Overview
Creating an index for a property involves generating an index tree stored on disk, which enables quicker retrieval and filtering of nodes and edges.
Ultipa's exclusive full-text index performs word segmentation for a textual property, and establishes a reverse index based on the results of the segmentation. This index, stored on disk, enables efficient keyword searches and is ideal for text-based filters.

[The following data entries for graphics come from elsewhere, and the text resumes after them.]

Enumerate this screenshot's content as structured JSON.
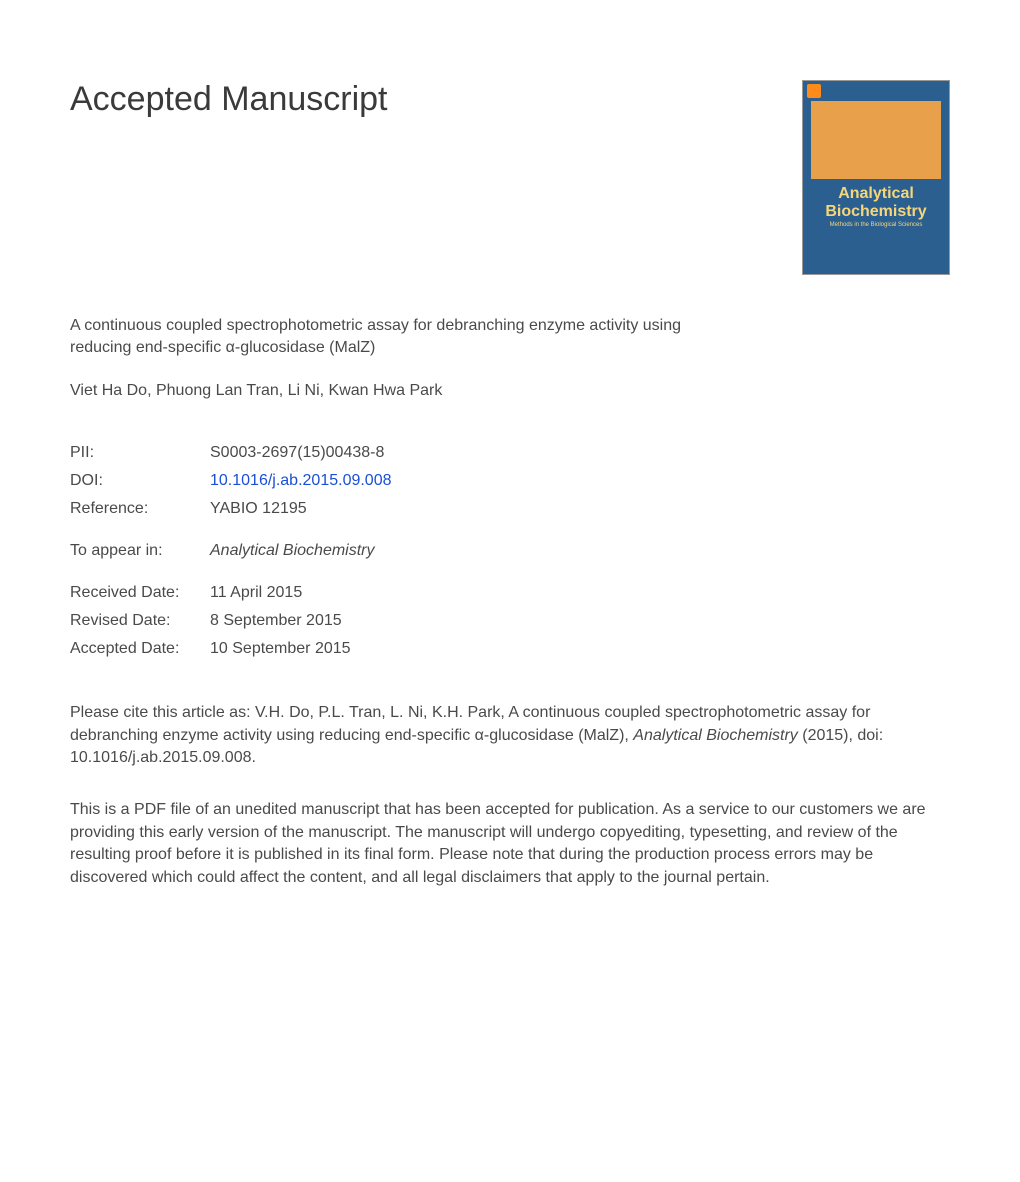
{
  "heading": "Accepted Manuscript",
  "article_title": "A continuous coupled spectrophotometric assay for debranching enzyme activity using reducing end-specific α-glucosidase (MalZ)",
  "authors": "Viet Ha Do, Phuong Lan Tran, Li Ni, Kwan Hwa Park",
  "meta": {
    "pii_label": "PII:",
    "pii_value": "S0003-2697(15)00438-8",
    "doi_label": "DOI:",
    "doi_value": "10.1016/j.ab.2015.09.008",
    "reference_label": "Reference:",
    "reference_value": "YABIO 12195",
    "appear_label": "To appear in:",
    "appear_value": "Analytical Biochemistry",
    "received_label": "Received Date:",
    "received_value": "11 April 2015",
    "revised_label": "Revised Date:",
    "revised_value": "8 September 2015",
    "accepted_label": "Accepted Date:",
    "accepted_value": "10 September 2015"
  },
  "citation_prefix": "Please cite this article as: V.H. Do, P.L. Tran, L. Ni, K.H. Park, A continuous coupled spectrophotometric assay for debranching enzyme activity using reducing end-specific α-glucosidase (MalZ), ",
  "citation_journal": "Analytical Biochemistry",
  "citation_suffix": " (2015), doi: 10.1016/j.ab.2015.09.008.",
  "disclaimer": "This is a PDF file of an unedited manuscript that has been accepted for publication. As a service to our customers we are providing this early version of the manuscript. The manuscript will undergo copyediting, typesetting, and review of the resulting proof before it is published in its final form. Please note that during the production process errors may be discovered which could affect the content, and all legal disclaimers that apply to the journal pertain.",
  "cover": {
    "title_line1": "Analytical",
    "title_line2": "Biochemistry",
    "subtitle": "Methods in the Biological Sciences",
    "colors": {
      "background": "#2b5f8f",
      "orange_band": "#e8a04a",
      "title_text": "#f5d67a",
      "logo": "#ff8c1a"
    }
  },
  "colors": {
    "text": "#4a4a4a",
    "heading": "#3a3a3a",
    "link": "#1a4fd6",
    "page_bg": "#ffffff"
  },
  "typography": {
    "heading_fontsize": 34,
    "body_fontsize": 16,
    "font_family": "Arial"
  }
}
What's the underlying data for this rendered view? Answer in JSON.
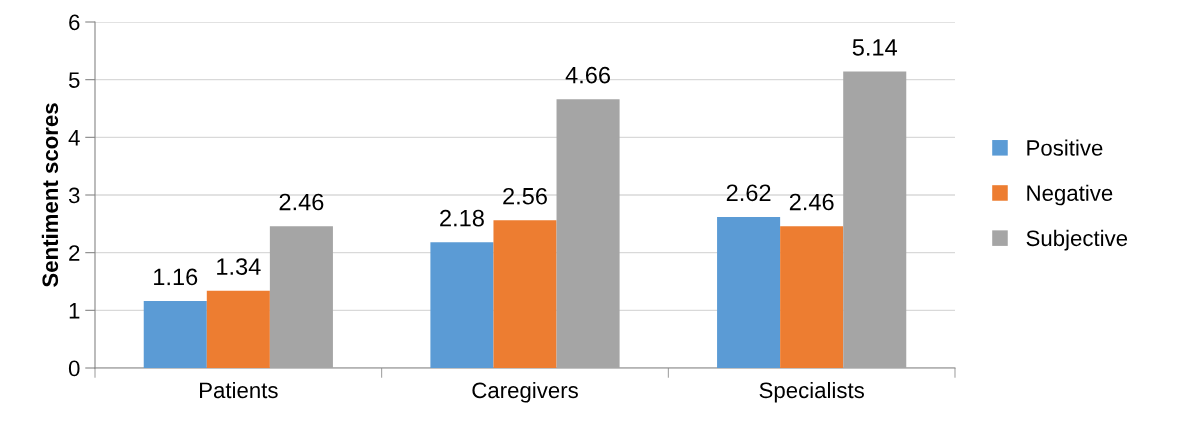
{
  "chart_data": {
    "type": "bar",
    "ylabel": "Sentiment scores",
    "categories": [
      "Patients",
      "Caregivers",
      "Specialists"
    ],
    "series": [
      {
        "name": "Positive",
        "color": "#5b9bd5",
        "values": [
          1.16,
          2.18,
          2.62
        ]
      },
      {
        "name": "Negative",
        "color": "#ed7d31",
        "values": [
          1.34,
          2.56,
          2.46
        ]
      },
      {
        "name": "Subjective",
        "color": "#a5a5a5",
        "values": [
          2.46,
          4.66,
          5.14
        ]
      }
    ],
    "ylim": [
      0,
      6
    ],
    "yticks": [
      0,
      1,
      2,
      3,
      4,
      5,
      6
    ],
    "grid": "y",
    "legend": "right",
    "data_labels": true
  }
}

Additionally, Ultipa facilitates the loading of a property and its index into its high-performance computing engine, known as LTE (Load To Engine). This accelerates the filtering of nodes and edges by minimizing disk I/O time.
Index vs. LTE
Both the index and LTE improve query performance by consuming disk space and persisting the created content. However, they differ in some respects.
Acceleration Object |
Index | LTE |
---|---|---|
Node and edge queries, i.e., find().nodes() and find().edges() |
✓ | ✕ |
The filtering of the start nodes in other queries (path, khop, etc.) | ✓ (Precedence) | ✓ |
The filtering of nodes and edges other than the start nodes in other queries (path, khop, etc.) | ✓ | ✓ (Precedence) |
Properties used in algorithms | ✕ | ✓ |
Index | LTE | |
---|---|---|
Implementation Rationale | Creates index trees and uses data structures in persistent storage, accelerating queries without burdening memory | Loads property to Ultipa computing engine, allowing direct property filtering during queries and reducing dependency on disk based I/O |
Memory and Disk Usage | Index tree is saved on disk | Consumes some memory depending on the type and size of the property; values are also kept on disk persistently for automatic reloading after instance reboot |
A property can be both indexed and LTE-ed to suit different scenarios. Both index and LTE will be automatically updated.